Planschade: afgenomen gebruiks- en bebouwingsmogelijkheden op agrarische bestemming leiden tot schade(vergoeding)
Advies StAB/Aelmans aan rechtbank: de waarde van de percelen onder het oude bestemmingsplan is gewaardeerd op € 400.000,-, en de waarde onder het nieuwe bestemmingsplan op € 222.000,-. Dit betekent dat de omvang van de geleden planschade € 178.000,- bedraagt. Volgens taxateur Aelmans is door de planologische wijziging voor het gehele bouwblok een waardeverschil ontstaan van ongeveer € 15 per m2. Uit de taxatie blijkt hoe de STAB tot de conclusie is gekomen dat het gehele bouwblok niet langer een waarde heeft van € 30,- per m2, maar van € 15,- per m2. Correctie hier op vanwege sloopkosten
Echter de rechtbank volgt dit advies van StAB/Aelmans niet en denkt dat de schade “meevalt”.
ABRS: zoals de Afdeling eveneens eerder heeft overwogen, kan de bestuursrechter een taxatie slechts terughoudend toetsen. Daarbij is van belang dat de waardering van onroerende zaken niet alleen door het toepassen van een taxatiemethode plaatsvindt, maar dat daarbij ook de kennis, ervaring en intuïtie van de desbetreffende deskundige een rol speelt.Zie de overzichtsuitspraak over planschade van de Afdeling van 28 september 2016, ECLI:NL:RVS:2016:2582, r.o. 8.11-8.12.

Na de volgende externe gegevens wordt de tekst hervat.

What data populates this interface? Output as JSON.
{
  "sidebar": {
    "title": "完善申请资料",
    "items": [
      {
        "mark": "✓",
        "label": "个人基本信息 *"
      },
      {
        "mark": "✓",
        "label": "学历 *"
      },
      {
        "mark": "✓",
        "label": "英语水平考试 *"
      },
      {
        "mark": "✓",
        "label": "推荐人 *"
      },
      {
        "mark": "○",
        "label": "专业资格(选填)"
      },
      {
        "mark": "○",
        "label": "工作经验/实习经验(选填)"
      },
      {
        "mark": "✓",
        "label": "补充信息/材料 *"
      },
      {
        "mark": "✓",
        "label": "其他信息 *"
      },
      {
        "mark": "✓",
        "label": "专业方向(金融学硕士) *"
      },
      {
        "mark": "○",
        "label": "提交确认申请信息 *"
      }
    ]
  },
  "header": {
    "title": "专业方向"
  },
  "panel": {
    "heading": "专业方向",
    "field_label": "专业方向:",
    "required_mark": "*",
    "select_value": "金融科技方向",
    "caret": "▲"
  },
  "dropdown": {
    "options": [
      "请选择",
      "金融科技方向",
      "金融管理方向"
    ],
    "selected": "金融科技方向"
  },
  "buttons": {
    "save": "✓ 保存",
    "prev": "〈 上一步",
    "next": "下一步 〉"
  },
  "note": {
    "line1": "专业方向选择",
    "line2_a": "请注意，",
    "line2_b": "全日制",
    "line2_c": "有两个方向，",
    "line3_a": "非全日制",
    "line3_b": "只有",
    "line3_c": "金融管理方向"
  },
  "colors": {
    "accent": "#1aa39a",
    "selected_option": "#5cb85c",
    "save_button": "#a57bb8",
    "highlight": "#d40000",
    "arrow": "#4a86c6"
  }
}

ABRS: De in de uitspraak genoemde omstandigheden in ogenschouw genomen is het oordeel van de rechtbank dat de STAB onvoldoende heeft onderbouwd waarom de locatie niet in trek zou zijn als nevenlocatie voor een andere intensieve veehouderij, en dat de STAB in dat kader slechts, en zonder verdere onderbouwing, heeft aangegeven dat er een groot aanbod is van dergelijke locaties, onbegrijpelijk.
De rechtbank heeft in de einduitspraak het normaal maatschappelijk risico (hier: directe schade) vastgesteld op 2%. Tegen dit oordeel is in hoger beroep niet opgekomen, zodat dit in rechte vaststaat.
ABRS 13-07/22 inzake Reusel-de Mierden (ECLI:NL:RVS:2022:1975)
Noot: de rechtbank toetste de goed onderbouwde taxatie niet terughoudend, maar zette daar niet gemotiveerde argumenten tegenover. Dat acht de Afdeling onbegrijpelijk.